But almost as soon as the front of Aicher’s body crossed the finish line, triggering the timekeeping system to stop, Johnson knew she was in the clear. Instantly, scoreboards showed Aicher had finished in 1 minutes, 36.14 seconds — four-hundredths of a second behind. Johnson sighed and rubbed a hand over her head in relief.

Johnson ultimately won, and Aicher took the silver, their careers forever altered by that tiny difference determined by the most important team at the Olympics you don’t know about — the Omega timekeepers.

“We take a lot of pride doing it, but it also humbles us a lot,” said Alain Zobrist, the chief executive of Omega Timing. “We know that we can’t do any mistakes.”

Since the Swiss timing giant sent employees with 30 stopwatches to Los Angeles for the 1932 Olympics, Omega’s business of keeping results at the Olympics has grown so large and sophisticated that a delegation from the company is already in Los Angeles preparing for the Olympics’ return in 2028.

Omega introduced the “Magic Eye” slit photofinish camera at the 1948 Olympic Games in London. Omega

Their work on these Milan Cortina Olympics began three years ago, Zobrist said. That level of planning stems from the baseline expectation of Omega’s job performance — every result must be perfect.

In the most high-stakes moments, a photo finish, an operator looks at a monitor with footage from finish-line cameras shooting 40,000 photos per second. The operator then manually places a cursor where the athlete officially crosses the finish — it varies from sport to sport, from the front of the torso, to the front of the skate — to determine a time.

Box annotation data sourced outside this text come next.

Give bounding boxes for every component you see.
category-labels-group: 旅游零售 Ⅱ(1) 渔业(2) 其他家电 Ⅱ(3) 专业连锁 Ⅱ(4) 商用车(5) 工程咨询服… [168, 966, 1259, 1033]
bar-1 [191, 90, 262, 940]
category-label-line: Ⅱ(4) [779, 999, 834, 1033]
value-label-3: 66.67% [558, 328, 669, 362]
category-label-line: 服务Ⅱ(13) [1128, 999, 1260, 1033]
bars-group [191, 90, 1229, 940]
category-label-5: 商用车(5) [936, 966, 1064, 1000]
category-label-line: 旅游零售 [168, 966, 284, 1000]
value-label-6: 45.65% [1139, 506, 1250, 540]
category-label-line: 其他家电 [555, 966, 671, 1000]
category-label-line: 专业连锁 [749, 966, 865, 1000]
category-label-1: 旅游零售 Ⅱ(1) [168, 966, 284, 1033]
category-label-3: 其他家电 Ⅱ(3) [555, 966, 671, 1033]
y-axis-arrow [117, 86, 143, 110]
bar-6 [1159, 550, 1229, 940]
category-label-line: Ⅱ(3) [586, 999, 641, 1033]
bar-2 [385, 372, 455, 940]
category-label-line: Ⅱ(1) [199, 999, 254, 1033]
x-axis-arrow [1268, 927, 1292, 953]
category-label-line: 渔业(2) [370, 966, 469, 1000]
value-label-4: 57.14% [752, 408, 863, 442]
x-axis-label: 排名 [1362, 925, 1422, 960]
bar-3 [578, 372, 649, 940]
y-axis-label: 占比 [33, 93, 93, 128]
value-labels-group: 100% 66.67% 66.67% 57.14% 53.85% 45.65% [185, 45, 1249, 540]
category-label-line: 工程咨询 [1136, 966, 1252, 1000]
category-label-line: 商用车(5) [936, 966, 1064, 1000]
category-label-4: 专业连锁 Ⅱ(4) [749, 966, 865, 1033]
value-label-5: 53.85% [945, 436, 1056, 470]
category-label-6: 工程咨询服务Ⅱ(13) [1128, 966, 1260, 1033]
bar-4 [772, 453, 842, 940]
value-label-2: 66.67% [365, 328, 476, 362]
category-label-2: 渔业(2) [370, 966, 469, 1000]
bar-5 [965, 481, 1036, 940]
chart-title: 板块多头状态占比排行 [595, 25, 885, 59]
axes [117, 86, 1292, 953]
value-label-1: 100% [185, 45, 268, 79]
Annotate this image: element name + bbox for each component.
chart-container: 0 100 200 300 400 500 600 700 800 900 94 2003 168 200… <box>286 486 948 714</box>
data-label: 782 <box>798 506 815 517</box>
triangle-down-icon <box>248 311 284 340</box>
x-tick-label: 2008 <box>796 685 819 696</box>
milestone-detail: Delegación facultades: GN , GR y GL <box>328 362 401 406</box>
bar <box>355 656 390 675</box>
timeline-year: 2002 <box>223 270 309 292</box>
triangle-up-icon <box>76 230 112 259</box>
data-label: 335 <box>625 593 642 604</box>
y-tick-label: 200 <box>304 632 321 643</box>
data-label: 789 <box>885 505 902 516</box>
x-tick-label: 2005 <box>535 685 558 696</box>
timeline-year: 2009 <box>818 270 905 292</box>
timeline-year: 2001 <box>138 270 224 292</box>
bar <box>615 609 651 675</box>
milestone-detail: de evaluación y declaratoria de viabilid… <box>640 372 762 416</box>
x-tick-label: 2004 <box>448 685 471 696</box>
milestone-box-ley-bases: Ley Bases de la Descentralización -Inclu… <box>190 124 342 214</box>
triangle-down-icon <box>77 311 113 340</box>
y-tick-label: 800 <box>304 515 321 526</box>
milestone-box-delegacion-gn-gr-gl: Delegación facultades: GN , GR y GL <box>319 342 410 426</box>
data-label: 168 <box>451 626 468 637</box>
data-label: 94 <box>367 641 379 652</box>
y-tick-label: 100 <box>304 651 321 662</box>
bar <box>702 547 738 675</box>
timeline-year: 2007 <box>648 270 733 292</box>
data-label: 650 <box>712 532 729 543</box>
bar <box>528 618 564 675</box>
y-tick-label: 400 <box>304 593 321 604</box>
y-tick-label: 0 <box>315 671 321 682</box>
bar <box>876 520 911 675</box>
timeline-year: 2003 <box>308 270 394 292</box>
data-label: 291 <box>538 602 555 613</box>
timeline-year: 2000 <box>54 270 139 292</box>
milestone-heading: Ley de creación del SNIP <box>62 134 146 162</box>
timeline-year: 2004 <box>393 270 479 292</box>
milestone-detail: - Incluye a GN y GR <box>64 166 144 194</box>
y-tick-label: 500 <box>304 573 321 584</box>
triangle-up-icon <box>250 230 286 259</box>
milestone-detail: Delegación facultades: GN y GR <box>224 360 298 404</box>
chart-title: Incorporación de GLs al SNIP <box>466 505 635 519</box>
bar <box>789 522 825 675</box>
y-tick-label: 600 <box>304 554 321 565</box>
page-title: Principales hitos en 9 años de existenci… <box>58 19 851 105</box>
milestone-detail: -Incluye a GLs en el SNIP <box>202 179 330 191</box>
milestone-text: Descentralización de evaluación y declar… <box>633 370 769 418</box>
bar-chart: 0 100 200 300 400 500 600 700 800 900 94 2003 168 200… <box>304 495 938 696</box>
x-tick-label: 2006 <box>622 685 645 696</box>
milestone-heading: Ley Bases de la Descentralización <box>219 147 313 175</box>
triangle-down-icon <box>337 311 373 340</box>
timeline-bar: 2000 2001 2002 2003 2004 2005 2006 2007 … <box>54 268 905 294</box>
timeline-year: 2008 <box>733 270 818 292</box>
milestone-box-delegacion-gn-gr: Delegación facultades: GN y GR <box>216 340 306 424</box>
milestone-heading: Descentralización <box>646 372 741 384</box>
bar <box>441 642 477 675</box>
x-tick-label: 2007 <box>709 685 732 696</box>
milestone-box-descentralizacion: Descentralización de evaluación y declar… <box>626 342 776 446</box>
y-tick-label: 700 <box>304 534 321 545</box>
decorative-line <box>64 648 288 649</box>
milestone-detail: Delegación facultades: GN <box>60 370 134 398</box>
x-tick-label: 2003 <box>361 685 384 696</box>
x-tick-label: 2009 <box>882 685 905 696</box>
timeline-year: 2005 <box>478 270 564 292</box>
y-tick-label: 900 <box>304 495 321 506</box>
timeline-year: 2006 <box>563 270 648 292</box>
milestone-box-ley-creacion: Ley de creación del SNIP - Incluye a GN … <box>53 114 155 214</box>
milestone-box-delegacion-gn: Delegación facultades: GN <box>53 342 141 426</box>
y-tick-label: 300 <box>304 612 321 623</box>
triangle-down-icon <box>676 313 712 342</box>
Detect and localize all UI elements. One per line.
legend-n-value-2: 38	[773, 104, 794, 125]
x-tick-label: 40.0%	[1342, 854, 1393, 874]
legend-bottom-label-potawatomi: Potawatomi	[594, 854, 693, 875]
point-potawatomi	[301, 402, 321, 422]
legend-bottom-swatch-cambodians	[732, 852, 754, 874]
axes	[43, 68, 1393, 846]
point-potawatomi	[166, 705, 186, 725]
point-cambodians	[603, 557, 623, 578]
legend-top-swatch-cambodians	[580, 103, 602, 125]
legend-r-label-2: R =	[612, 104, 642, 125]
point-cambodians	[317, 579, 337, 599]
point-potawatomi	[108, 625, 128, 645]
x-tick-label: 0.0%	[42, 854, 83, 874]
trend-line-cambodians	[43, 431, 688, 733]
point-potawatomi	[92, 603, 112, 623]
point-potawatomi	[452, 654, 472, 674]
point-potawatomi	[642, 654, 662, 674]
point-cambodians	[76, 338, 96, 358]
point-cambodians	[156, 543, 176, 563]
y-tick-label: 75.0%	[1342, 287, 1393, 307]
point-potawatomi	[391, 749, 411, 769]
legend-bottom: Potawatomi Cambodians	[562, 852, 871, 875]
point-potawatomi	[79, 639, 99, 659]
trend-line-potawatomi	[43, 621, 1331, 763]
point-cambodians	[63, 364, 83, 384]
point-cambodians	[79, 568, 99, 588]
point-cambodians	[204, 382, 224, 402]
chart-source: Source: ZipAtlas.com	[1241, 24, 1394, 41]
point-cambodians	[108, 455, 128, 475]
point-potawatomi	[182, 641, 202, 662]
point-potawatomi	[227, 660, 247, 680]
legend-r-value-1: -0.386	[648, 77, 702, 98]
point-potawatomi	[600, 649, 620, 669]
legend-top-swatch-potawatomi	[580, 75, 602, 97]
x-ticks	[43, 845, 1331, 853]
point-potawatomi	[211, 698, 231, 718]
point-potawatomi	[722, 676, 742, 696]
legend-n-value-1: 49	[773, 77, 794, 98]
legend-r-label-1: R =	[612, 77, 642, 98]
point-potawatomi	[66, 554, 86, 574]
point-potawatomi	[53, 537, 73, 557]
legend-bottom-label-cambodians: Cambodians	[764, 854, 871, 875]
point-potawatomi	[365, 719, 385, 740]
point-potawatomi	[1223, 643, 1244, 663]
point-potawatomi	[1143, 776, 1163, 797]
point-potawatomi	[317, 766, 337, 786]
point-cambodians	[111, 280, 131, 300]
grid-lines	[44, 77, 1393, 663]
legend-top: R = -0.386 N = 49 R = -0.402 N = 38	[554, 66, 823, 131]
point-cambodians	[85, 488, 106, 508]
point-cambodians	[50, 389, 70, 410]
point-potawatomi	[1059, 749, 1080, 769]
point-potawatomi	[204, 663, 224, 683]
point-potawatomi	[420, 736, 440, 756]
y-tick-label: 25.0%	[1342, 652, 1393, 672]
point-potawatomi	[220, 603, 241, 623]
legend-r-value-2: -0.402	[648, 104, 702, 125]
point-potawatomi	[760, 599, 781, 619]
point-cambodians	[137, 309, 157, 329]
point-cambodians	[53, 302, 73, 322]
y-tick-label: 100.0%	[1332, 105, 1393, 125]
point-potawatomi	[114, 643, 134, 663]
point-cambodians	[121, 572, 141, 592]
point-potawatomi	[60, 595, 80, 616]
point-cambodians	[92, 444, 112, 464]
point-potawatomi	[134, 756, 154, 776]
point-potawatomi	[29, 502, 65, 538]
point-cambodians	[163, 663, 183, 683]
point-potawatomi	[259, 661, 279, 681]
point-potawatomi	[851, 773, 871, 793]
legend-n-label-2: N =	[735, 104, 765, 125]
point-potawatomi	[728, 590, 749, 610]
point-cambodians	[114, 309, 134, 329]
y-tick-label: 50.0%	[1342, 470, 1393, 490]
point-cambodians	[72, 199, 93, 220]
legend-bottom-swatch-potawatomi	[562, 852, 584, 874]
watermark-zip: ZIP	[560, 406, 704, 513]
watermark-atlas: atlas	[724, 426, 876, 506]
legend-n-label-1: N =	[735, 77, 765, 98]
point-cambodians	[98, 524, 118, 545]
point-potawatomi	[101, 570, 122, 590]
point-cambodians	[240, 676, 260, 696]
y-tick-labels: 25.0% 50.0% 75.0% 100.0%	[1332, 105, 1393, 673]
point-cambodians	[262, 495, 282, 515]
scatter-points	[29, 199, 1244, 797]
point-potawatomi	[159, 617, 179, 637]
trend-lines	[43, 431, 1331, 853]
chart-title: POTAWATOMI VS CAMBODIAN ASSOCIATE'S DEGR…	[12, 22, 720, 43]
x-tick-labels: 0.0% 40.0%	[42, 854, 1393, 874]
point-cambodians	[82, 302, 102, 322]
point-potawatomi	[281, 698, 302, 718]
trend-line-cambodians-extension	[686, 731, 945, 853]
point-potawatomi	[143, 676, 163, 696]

By itself, the camera doesn’t take much time to learn how to operate, Zobrist said.

“What you cannot learn is the pressure that comes with it when you operate it,” he said. “Think about the 100-meter final at the Summer Olympics, where billions of people are watching for and waiting for the results to appear as soon as the athletes cross the finish line. And you know as an operator that you’re not allowed to do any mistakes, because as soon as you push that enter button, the result is released and public.”

At the 2014 Olympics, the men’s 1,500-meter speed skating final was decided by three-thousandths of second — about one-hundred times faster than the blink of an eye.

“There is no contextualization from real life,” Zobrist said of a margin that small. “Because these tiny little margins you can’t see with your naked eye. It’s just too fast, so we need sophisticated camera technology to be able to capture those differences. Our cameras are taking about 40,000 pictures per second off that finish line to allow judges to have a very accurate understanding of who crossed the line first. Without this, no chance to see.”

Omega’s systems can measure down to the millionth of a second, Zobrist said, but such detail isn’t needed, for now. Some sports require timing out to the hundredth of a second, others the thousandth.